Third, collectivist life is simply less interesting. The economist Edmund Phelps had
a piece a few years back in the Wall Street Journal, which included these remarks:
I would, however, stress a benefit of dynamism that I believe to be far more important. Instituting a high level of dynamism, so that the economy is fired by the new ideas of entrepreneurs, serves to transform the workplace--in the firms developing an innovation and also in the firms dealing with the innovations. The challenges that arise in developing a new idea and in gaining its acceptance in the marketplace provide the workforce with high levels of mental stimulation, problem-solving, employee-engagement and, thus, personal growth.

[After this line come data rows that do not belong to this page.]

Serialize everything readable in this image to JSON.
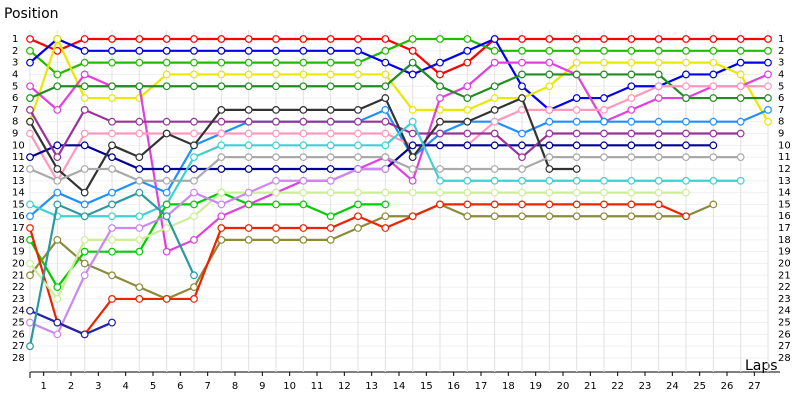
{
  "chart_data": {
    "type": "line",
    "y_label": "Position",
    "x_label": "Laps",
    "x": [
      0,
      1,
      2,
      3,
      4,
      5,
      6,
      7,
      8,
      9,
      10,
      11,
      12,
      13,
      14,
      15,
      16,
      17,
      18,
      19,
      20,
      21,
      22,
      23,
      24,
      25,
      26,
      27
    ],
    "xlim": [
      0,
      27
    ],
    "xticks": [
      {
        "value": 0.5,
        "label": "1"
      },
      {
        "value": 1.5,
        "label": "2"
      },
      {
        "value": 2.5,
        "label": "3"
      },
      {
        "value": 3.5,
        "label": "4"
      },
      {
        "value": 4.5,
        "label": "5"
      },
      {
        "value": 5.5,
        "label": "6"
      },
      {
        "value": 6.5,
        "label": "7"
      },
      {
        "value": 7.5,
        "label": "8"
      },
      {
        "value": 8.5,
        "label": "9"
      },
      {
        "value": 9.5,
        "label": "10"
      },
      {
        "value": 10.5,
        "label": "11"
      },
      {
        "value": 11.5,
        "label": "12"
      },
      {
        "value": 12.5,
        "label": "13"
      },
      {
        "value": 13.5,
        "label": "14"
      },
      {
        "value": 14.5,
        "label": "15"
      },
      {
        "value": 15.5,
        "label": "16"
      },
      {
        "value": 16.5,
        "label": "17"
      },
      {
        "value": 17.5,
        "label": "18"
      },
      {
        "value": 18.5,
        "label": "19"
      },
      {
        "value": 19.5,
        "label": "20"
      },
      {
        "value": 20.5,
        "label": "21"
      },
      {
        "value": 21.5,
        "label": "22"
      },
      {
        "value": 22.5,
        "label": "23"
      },
      {
        "value": 23.5,
        "label": "24"
      },
      {
        "value": 24.5,
        "label": "25"
      },
      {
        "value": 25.5,
        "label": "26"
      },
      {
        "value": 26.5,
        "label": "27"
      }
    ],
    "ylim": [
      1,
      28
    ],
    "y_inverted": true,
    "yticks": [
      1,
      2,
      3,
      4,
      5,
      6,
      7,
      8,
      9,
      10,
      11,
      12,
      13,
      14,
      15,
      16,
      17,
      18,
      19,
      20,
      21,
      22,
      23,
      24,
      25,
      26,
      27,
      28
    ],
    "grid": true,
    "series": [
      {
        "color": "#ff0000",
        "values": [
          1,
          2,
          1,
          1,
          1,
          1,
          1,
          1,
          1,
          1,
          1,
          1,
          1,
          1,
          2,
          4,
          3,
          1,
          1,
          1,
          1,
          1,
          1,
          1,
          1,
          1,
          1,
          1
        ]
      },
      {
        "color": "#22bb00",
        "values": [
          2,
          4,
          3,
          3,
          3,
          3,
          3,
          3,
          3,
          3,
          3,
          3,
          3,
          2,
          1,
          1,
          1,
          2,
          2,
          2,
          2,
          2,
          2,
          2,
          2,
          2,
          2,
          2
        ]
      },
      {
        "color": "#0000ee",
        "values": [
          3,
          1,
          2,
          2,
          2,
          2,
          2,
          2,
          2,
          2,
          2,
          2,
          2,
          3,
          4,
          3,
          2,
          1,
          5,
          7,
          6,
          6,
          5,
          5,
          4,
          4,
          3,
          3
        ]
      },
      {
        "color": "#e8e800",
        "values": [
          8,
          1,
          6,
          6,
          6,
          4,
          4,
          4,
          4,
          4,
          4,
          4,
          4,
          4,
          7,
          7,
          7,
          6,
          6,
          5,
          3,
          3,
          3,
          3,
          3,
          3,
          4,
          8
        ]
      },
      {
        "color": "#e040e0",
        "values": [
          5,
          7,
          4,
          5,
          5,
          19,
          18,
          16,
          15,
          14,
          13,
          13,
          12,
          11,
          13,
          6,
          5,
          3,
          3,
          3,
          4,
          8,
          7,
          6,
          6,
          5,
          5,
          4
        ]
      },
      {
        "color": "#228b22",
        "values": [
          6,
          5,
          5,
          5,
          5,
          5,
          5,
          5,
          5,
          5,
          5,
          5,
          5,
          5,
          3,
          5,
          6,
          5,
          4,
          4,
          4,
          4,
          4,
          4,
          6,
          6,
          6,
          6
        ]
      },
      {
        "color": "#1e90ff",
        "values": [
          16,
          14,
          15,
          14,
          13,
          14,
          10,
          9,
          8,
          8,
          8,
          8,
          8,
          7,
          11,
          9,
          8,
          8,
          9,
          8,
          8,
          8,
          8,
          8,
          8,
          8,
          8,
          7
        ]
      },
      {
        "color": "#ff99bb",
        "values": [
          9,
          13,
          9,
          9,
          9,
          9,
          9,
          9,
          9,
          9,
          9,
          9,
          9,
          9,
          10,
          10,
          10,
          8,
          7,
          7,
          7,
          7,
          6,
          5,
          5,
          5,
          5,
          5
        ]
      },
      {
        "color": "#000099",
        "values": [
          11,
          10,
          10,
          11,
          12,
          12,
          12,
          12,
          12,
          12,
          12,
          12,
          12,
          12,
          10,
          10,
          10,
          10,
          10,
          10,
          10,
          10,
          10,
          10,
          10,
          10,
          null,
          null
        ]
      },
      {
        "color": "#993399",
        "values": [
          7,
          11,
          7,
          8,
          8,
          8,
          8,
          8,
          8,
          8,
          8,
          8,
          8,
          8,
          9,
          9,
          9,
          9,
          11,
          9,
          9,
          9,
          9,
          9,
          9,
          9,
          9,
          null
        ]
      },
      {
        "color": "#333333",
        "values": [
          8,
          12,
          14,
          10,
          11,
          9,
          10,
          7,
          7,
          7,
          7,
          7,
          7,
          6,
          11,
          8,
          8,
          7,
          6,
          12,
          12,
          null,
          null,
          null,
          null,
          null,
          null,
          null
        ]
      },
      {
        "color": "#aaaaaa",
        "values": [
          12,
          13,
          12,
          12,
          13,
          13,
          13,
          11,
          11,
          11,
          11,
          11,
          11,
          11,
          12,
          12,
          12,
          12,
          12,
          11,
          11,
          11,
          11,
          11,
          11,
          11,
          11,
          null
        ]
      },
      {
        "color": "#40d0d0",
        "values": [
          15,
          16,
          16,
          16,
          16,
          15,
          11,
          10,
          10,
          10,
          10,
          10,
          10,
          10,
          8,
          13,
          13,
          13,
          13,
          13,
          13,
          13,
          13,
          13,
          13,
          13,
          13,
          null
        ]
      },
      {
        "color": "#00cc00",
        "values": [
          18,
          22,
          19,
          19,
          19,
          15,
          15,
          14,
          15,
          15,
          15,
          16,
          15,
          15,
          null,
          null,
          null,
          null,
          null,
          null,
          null,
          null,
          null,
          null,
          null,
          null,
          null,
          null
        ]
      },
      {
        "color": "#8b8b3a",
        "values": [
          21,
          18,
          20,
          21,
          22,
          23,
          22,
          18,
          18,
          18,
          18,
          18,
          17,
          16,
          16,
          15,
          16,
          16,
          16,
          16,
          16,
          16,
          16,
          16,
          16,
          15,
          null,
          null
        ]
      },
      {
        "color": "#ee2200",
        "values": [
          17,
          25,
          26,
          23,
          23,
          23,
          23,
          17,
          17,
          17,
          17,
          17,
          16,
          17,
          16,
          15,
          15,
          15,
          15,
          15,
          15,
          15,
          15,
          15,
          16,
          null,
          null,
          null
        ]
      },
      {
        "color": "#ccee99",
        "values": [
          20,
          23,
          18,
          18,
          18,
          17,
          16,
          14,
          14,
          14,
          14,
          14,
          14,
          14,
          14,
          14,
          14,
          14,
          14,
          14,
          14,
          14,
          14,
          14,
          14,
          null,
          null,
          null
        ]
      },
      {
        "color": "#cc88ee",
        "values": [
          25,
          26,
          21,
          17,
          17,
          16,
          14,
          15,
          14,
          13,
          13,
          13,
          12,
          12,
          null,
          null,
          null,
          null,
          null,
          null,
          null,
          null,
          null,
          null,
          null,
          null,
          null,
          null
        ]
      },
      {
        "color": "#2222aa",
        "values": [
          24,
          25,
          26,
          25,
          null,
          null,
          null,
          null,
          null,
          null,
          null,
          null,
          null,
          null,
          null,
          null,
          null,
          null,
          null,
          null,
          null,
          null,
          null,
          null,
          null,
          null,
          null,
          null
        ]
      },
      {
        "color": "#2a9aa0",
        "values": [
          27,
          15,
          16,
          15,
          14,
          16,
          21,
          null,
          null,
          null,
          null,
          null,
          null,
          null,
          null,
          null,
          null,
          null,
          null,
          null,
          null,
          null,
          null,
          null,
          null,
          null,
          null,
          null
        ]
      }
    ]
  }
}
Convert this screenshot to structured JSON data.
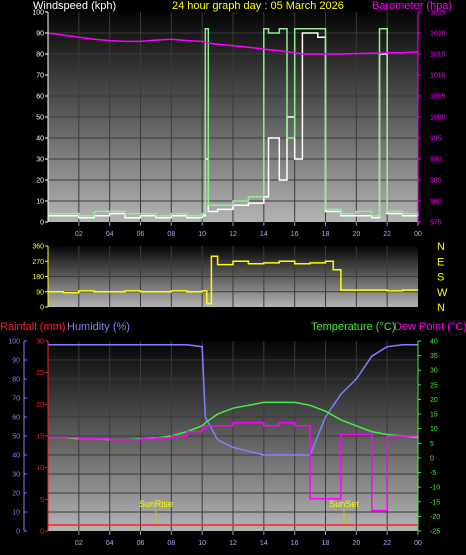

If the meeting in the conference room is being chaired by the president of France, and the people in it are all the CEOs of France's leading national champions, that is not a meeting I want to be in. More particularly, those are not companies I want to work for. The collectivist expresses grand enthusiasm about solving problems, but the problems he is interested in solving are so small in the grand scheme of things -- extending 2009-quality health care to more people, managing the status quo of slow decline, saving today's jobs for a few of today's workers. Work that is truly worthy of human ingenuity -- figuring out why the existing way of doing things is so unsatisfactory, trying to persuade people that your solution is the best one in a manner that forces you to really have a stake in the outcome, creating new technologies and trying to find out if they are worth to society what you think they are, these are problems that people in dynamic societies have to solve all the time, often by quitting their current employment and boldly embarking on their own. Collectivism saps that spirit, which has consequences not just for individual greatness but for human happiness as well. Perhaps large numbers of people agitating for more time away from work, even as they simultaneously agitate for complete protection from dismissal from it, is the sign that the decline of collectivism has permanently taken hold. That moment appears to have long since arrived in Europe, and is now knocking at the door here.